And although CDG is embarking on an M&A spree, CGS CIMB says that is meant more for future growth.

Meanwhile, management reportedly wants to move into the private hire space and is open to considering other avenues to enter the segment beyond its discussions with Lion City Rental’s (LCR), says CGS CIMB.

CDG is reportedly in talks with Go-Jek to ensure that it could run the fleet with Go-Jek’s app.

CGS CIMB analyst See says CDG has embarked on $140 million worth of acquisitions year to date in its bid to grow its other businesses and has guided that it is still in the market for M&A opportunities.

To recap, CDG’s 1Q18 profit of $66.3 million accounted for 22% of consensus’ 2018 profit estimates due to lower than estimated performance of taxi business.

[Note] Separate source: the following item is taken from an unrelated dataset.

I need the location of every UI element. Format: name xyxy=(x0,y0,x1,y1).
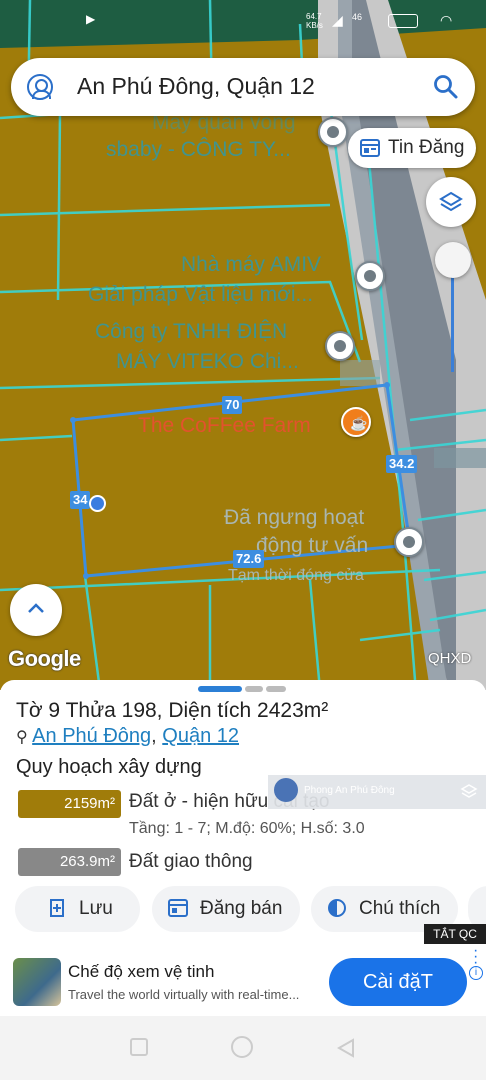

See: ComfortDelGro posts 19.6% drop in 1Q earnings to $66.3 million on absence of one-off gain, higher costs

Singapore public transport 1Q18 operating profit rose 57.9% y-o-y to $20.6 million due to better revenues from higher mileage operated and one-off recoveries of Seletar pre-operation costs and higher income from the provision of shuttle services.

Ridership increased for rail operations but it still faced losses on account of the start-up of the Downtown line that was guided to break even in FY19F. CDG also guided that the New Rail Financing Framework (NRFF) will be implemented on the North-East Line and Sengkang-Punggol LRT (SPLRT) in 2Q18.

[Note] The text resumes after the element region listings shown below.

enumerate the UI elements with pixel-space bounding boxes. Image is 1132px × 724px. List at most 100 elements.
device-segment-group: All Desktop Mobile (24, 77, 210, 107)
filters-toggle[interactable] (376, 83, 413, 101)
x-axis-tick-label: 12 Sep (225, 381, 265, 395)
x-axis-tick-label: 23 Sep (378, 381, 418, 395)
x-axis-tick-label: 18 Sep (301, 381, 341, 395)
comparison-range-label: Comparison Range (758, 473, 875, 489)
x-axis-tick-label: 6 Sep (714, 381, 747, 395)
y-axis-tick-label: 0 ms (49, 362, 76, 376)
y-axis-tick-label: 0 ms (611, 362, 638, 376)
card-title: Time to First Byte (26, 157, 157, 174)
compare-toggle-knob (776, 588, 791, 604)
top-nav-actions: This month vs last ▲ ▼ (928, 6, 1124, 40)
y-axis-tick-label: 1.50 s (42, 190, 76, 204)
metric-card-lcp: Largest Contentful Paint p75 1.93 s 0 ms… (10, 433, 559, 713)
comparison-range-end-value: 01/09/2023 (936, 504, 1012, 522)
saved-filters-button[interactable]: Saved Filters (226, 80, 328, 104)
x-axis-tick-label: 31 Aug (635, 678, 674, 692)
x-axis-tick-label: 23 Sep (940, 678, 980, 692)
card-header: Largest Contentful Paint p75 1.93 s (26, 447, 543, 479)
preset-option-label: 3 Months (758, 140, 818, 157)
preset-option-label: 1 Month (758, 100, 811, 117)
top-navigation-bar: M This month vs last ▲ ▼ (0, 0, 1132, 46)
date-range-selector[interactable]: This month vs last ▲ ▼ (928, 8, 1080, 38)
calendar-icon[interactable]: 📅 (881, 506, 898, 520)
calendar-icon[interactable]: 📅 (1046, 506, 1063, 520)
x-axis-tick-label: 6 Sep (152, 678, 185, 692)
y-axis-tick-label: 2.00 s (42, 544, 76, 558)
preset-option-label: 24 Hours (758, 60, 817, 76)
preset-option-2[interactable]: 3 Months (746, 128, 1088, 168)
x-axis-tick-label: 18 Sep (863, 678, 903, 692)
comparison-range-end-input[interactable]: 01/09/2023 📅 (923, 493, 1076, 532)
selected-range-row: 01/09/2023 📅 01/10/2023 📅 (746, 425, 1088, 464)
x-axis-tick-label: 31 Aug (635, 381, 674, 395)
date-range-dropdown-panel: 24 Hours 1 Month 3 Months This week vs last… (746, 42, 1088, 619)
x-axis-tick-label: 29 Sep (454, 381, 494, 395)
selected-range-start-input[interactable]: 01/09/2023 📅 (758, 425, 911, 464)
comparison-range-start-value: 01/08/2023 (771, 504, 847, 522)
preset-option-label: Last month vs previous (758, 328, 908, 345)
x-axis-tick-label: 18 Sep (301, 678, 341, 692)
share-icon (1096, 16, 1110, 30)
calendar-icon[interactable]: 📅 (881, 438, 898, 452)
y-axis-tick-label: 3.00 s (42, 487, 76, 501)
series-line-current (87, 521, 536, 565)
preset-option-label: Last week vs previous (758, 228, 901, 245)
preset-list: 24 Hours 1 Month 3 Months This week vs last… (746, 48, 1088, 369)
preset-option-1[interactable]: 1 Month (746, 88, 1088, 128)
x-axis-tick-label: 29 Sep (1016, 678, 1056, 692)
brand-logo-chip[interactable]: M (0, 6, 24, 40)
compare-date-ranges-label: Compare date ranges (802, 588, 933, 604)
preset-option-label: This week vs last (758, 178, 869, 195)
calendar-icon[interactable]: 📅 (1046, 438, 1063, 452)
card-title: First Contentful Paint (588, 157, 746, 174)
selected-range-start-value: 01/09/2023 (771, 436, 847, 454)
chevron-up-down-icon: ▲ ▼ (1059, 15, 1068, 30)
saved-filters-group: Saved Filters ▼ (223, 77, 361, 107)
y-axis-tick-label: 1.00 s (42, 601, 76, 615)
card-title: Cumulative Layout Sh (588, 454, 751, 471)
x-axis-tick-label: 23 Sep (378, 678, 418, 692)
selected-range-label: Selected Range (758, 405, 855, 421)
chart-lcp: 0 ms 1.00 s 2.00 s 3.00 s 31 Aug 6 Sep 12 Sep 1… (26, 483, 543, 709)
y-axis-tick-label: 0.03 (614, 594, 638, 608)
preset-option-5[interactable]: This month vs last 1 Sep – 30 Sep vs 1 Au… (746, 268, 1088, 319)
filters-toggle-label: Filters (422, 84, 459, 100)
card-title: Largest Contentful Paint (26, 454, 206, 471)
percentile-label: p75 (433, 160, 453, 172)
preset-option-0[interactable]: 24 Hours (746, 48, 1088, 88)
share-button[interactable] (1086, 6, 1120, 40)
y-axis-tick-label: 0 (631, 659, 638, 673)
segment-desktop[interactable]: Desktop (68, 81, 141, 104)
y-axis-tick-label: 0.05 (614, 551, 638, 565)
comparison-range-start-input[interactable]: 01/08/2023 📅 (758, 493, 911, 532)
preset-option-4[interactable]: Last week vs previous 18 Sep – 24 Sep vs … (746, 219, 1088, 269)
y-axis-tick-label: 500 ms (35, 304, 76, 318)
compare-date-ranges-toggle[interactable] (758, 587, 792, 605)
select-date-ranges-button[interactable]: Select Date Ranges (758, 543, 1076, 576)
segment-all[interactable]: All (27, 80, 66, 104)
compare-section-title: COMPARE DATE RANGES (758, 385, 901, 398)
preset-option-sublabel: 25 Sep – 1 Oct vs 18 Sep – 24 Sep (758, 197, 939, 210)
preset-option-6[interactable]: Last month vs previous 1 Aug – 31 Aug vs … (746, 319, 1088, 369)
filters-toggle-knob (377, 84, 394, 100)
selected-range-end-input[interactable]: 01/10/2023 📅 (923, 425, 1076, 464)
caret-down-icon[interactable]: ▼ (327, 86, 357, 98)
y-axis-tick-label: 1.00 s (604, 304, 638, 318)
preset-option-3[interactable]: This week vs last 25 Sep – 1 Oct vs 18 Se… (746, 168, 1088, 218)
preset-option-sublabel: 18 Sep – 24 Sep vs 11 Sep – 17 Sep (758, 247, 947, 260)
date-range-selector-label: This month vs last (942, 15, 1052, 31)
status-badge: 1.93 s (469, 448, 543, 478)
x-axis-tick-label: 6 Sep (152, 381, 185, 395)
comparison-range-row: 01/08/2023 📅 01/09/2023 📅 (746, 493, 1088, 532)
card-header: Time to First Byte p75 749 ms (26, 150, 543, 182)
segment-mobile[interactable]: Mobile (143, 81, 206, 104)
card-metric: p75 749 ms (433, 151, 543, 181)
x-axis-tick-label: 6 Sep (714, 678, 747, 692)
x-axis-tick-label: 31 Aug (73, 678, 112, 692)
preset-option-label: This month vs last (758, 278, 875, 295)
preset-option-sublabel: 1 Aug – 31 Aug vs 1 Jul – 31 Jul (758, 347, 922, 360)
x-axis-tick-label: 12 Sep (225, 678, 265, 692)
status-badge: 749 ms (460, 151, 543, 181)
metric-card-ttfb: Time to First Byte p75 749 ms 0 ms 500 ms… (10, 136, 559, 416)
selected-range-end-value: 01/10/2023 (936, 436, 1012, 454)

Following the departure of Uber, CDG indicated that the competitive landscape in taxi business has rationalised. There has been a small but visible improvement in demand for taxis with CDG witnessing a net addition of taxi drivers to its fleet.

With taxi woes now over, CGS CIMB See expects taxi EBIT to stay flat, versus her previous expectations of a y-o-y drop. As such, she is lifting its FY19F EBIT to $113.6 million from $94.2 million. This leads to overall FY19/20F net profit increasing.

RHB Jaiswal is increasing 2018F-2020F earnings by 11%-14% to account for higher revenue from public transport services and a stable outlook for Singapore taxi business as compared to our prior expectation of a decline in revenue.

As at 1.42pm, shares in CDG are up 2 cents at $2.35 or 15.7 times RHB FY18F earnings.